Compositions having improved stability. 2. An improved stability comprising a pharmaceutically active substance, a solvent in which said active substance is dissolved, and up to about 10% water which improves the stability of said active substance in said composition. Oral composition having. 3. The composition according to claim 2, comprising a pharmaceutically active substance in a hydrophilic, water-miscible, anhydrous solvent, wherein the pharmaceutically active substance is in its non-ionizable form,
It has a percent dissolution value in the solvent at ambient temperature of greater than or equal to 0.075% and the pharmaceutically active substance is in its free, non-ionizable form as a monomolecular dispersion in the solvent and said water. 4. The method of claim 1, wherein the pharmaceutically active substance has a molecular weight of less than 500 grams per mole, is ionizable in an aqueous solvent, and has an octanol-water partition coefficient of at least 100 when in non-ionized form. 3. The composition according to 3. 5. The pharmaceutically active substance is selected from the group consisting of an antitussive, an antihistamine, a nonsedating antihistamine, a decongestant, an expectorant, an analgesic, a mucolytic, an antipyretic antiinflammatory, a local anesthetic and a mixture thereof. The composition of claim 4, wherein the composition is: 6. The composition according to claim 5, wherein the concentration of the pharmaceutically active substance in the solution is the percent dissolved value of said active substance equal to or less than 125%. 7. The method of claim 6, wherein the pharmaceutically active agent is present in the solvent at about 0.075% to 25.0% of the composition.

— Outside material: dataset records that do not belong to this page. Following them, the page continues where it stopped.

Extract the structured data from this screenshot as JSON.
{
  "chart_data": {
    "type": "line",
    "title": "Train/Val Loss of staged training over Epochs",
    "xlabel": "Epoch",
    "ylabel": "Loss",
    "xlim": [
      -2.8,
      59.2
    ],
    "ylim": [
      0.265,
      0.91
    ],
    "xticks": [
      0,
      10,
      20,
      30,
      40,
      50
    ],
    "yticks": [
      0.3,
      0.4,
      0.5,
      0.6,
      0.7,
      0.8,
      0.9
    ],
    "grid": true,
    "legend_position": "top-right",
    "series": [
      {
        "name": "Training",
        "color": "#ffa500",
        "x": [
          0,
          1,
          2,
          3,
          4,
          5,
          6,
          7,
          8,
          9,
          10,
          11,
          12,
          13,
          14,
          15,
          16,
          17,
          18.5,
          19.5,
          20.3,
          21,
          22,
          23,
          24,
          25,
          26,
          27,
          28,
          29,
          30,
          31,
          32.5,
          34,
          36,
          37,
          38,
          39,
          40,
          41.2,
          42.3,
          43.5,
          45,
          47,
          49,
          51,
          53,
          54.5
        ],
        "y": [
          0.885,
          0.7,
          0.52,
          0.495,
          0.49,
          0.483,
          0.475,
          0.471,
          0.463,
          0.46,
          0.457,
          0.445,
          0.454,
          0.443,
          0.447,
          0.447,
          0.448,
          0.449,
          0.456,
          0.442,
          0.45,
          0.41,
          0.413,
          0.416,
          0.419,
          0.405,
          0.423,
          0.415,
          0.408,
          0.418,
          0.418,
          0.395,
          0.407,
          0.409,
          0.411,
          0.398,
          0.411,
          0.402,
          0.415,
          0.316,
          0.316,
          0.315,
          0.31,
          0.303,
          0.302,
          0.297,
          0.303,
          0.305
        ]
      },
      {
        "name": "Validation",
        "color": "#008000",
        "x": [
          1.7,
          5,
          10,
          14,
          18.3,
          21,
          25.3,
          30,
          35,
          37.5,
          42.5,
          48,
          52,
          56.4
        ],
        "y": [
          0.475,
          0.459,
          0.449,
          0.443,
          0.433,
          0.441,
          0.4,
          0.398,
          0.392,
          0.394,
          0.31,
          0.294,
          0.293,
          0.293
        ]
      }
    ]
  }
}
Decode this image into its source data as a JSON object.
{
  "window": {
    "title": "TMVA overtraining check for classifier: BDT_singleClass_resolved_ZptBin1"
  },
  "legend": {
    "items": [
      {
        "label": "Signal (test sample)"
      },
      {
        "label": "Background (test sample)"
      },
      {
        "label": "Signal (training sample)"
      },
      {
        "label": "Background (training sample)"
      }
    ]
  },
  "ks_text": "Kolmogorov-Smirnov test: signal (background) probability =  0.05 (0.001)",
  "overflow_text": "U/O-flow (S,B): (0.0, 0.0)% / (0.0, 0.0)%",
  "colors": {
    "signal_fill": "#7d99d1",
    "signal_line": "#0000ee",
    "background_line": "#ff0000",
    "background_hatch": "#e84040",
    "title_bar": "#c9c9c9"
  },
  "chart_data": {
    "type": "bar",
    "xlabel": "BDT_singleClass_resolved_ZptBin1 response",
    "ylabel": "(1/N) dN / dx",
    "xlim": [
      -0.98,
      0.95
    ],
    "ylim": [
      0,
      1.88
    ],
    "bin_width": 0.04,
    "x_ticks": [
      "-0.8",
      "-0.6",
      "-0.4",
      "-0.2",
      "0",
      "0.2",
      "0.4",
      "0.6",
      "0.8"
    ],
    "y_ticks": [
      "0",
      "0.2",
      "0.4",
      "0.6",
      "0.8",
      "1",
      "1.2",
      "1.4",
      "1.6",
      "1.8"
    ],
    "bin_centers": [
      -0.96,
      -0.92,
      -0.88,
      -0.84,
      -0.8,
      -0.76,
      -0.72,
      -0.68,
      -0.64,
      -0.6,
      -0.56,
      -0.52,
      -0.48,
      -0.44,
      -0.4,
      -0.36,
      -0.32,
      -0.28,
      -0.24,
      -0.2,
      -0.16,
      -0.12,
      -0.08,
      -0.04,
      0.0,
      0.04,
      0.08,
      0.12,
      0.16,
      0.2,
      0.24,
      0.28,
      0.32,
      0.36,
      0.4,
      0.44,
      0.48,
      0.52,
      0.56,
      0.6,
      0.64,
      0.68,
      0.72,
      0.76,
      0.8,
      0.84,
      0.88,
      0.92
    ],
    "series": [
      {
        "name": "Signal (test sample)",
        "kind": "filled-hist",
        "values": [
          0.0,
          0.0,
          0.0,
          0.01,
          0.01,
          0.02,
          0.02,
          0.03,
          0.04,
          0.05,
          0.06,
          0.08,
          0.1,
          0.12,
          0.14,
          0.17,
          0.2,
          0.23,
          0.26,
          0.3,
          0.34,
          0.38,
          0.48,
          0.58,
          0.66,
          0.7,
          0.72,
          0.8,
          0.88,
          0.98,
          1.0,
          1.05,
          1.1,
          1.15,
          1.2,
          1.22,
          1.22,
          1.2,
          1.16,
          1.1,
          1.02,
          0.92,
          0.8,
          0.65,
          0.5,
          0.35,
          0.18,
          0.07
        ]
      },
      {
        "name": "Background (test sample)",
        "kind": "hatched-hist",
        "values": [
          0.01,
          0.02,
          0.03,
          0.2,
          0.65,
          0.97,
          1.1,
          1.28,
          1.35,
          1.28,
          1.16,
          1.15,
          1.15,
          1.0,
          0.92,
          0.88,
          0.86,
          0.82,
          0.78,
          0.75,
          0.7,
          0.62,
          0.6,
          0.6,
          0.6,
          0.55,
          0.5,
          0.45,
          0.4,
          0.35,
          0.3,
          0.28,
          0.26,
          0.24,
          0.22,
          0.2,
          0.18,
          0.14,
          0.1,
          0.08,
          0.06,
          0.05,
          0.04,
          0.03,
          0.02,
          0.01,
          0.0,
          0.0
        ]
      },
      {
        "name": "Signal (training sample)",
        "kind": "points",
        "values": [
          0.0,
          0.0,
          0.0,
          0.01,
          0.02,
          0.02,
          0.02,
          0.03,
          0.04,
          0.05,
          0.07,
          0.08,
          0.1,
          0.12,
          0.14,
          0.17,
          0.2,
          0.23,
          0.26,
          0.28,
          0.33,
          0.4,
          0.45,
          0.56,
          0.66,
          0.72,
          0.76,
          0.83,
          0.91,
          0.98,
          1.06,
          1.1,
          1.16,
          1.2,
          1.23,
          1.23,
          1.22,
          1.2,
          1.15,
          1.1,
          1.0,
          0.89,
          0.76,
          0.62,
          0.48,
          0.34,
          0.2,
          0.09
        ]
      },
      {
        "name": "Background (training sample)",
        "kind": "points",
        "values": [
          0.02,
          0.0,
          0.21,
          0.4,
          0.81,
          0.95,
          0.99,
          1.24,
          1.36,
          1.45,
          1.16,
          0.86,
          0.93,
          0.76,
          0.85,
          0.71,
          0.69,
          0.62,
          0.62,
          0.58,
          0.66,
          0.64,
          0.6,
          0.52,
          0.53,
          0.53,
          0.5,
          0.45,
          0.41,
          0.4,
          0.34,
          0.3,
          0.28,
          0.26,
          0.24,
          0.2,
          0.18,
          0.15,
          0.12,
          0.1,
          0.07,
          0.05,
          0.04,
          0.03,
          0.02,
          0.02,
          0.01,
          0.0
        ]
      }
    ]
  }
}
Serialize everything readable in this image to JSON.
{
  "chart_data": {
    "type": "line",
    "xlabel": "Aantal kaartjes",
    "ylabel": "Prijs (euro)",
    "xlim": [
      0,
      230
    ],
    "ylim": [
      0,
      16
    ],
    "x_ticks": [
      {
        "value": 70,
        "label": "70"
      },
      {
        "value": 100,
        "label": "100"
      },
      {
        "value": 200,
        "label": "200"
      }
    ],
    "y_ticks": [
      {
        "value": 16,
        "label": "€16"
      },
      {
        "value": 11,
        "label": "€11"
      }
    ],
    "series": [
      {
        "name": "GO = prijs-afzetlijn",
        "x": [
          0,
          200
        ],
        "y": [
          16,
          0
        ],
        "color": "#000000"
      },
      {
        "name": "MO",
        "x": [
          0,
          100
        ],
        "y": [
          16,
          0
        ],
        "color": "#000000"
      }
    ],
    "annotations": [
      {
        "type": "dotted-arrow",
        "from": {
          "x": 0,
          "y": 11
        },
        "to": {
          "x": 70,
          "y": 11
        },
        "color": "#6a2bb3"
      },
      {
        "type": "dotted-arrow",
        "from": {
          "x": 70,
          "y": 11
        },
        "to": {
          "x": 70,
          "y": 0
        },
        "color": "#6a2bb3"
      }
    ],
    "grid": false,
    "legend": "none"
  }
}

The composition of claim 5, which is present at a level of%. 8. The composition of claim 1 wherein the pharmaceutically active agent is present in the solvent at about 0.28% to 10.0% of the composition.
The composition according to any one of claims 1 to 5, which is present at a level of: 9. The composition according to claim 2, wherein the hydrophilic, water-miscible, anhydrous solvent is from about 60% to about 99.975% by weight of the composition. 10. The composition of claim 9, wherein the hydrophilic, water-miscible, anhydrous solvent is from about 70% to about 99% by weight of the composition. 11. The composition of claim 10, wherein the hydrophilic, water-miscible, anhydrous solvent is from about 85% to about 98% by weight of the composition. 12. The group of hydrophilic, water-miscible, anhydrous solvents comprising propylene glycol, ethanol, poly (ethylene glycol) or PEG, propylene carbonate, diethylene glycol monoethyl ether, poloxamer, glycofurol, glycerol and mixtures thereof. The composition according to claim 11, which is selected from: 13. A method of treating a respiratory disease using the composition of claim 2, wherein the method administers a total dose of the composition not greater than 3.0 ml. 14. The method of claim 13, wherein the composition is placed on the mucous membrane of the mouth.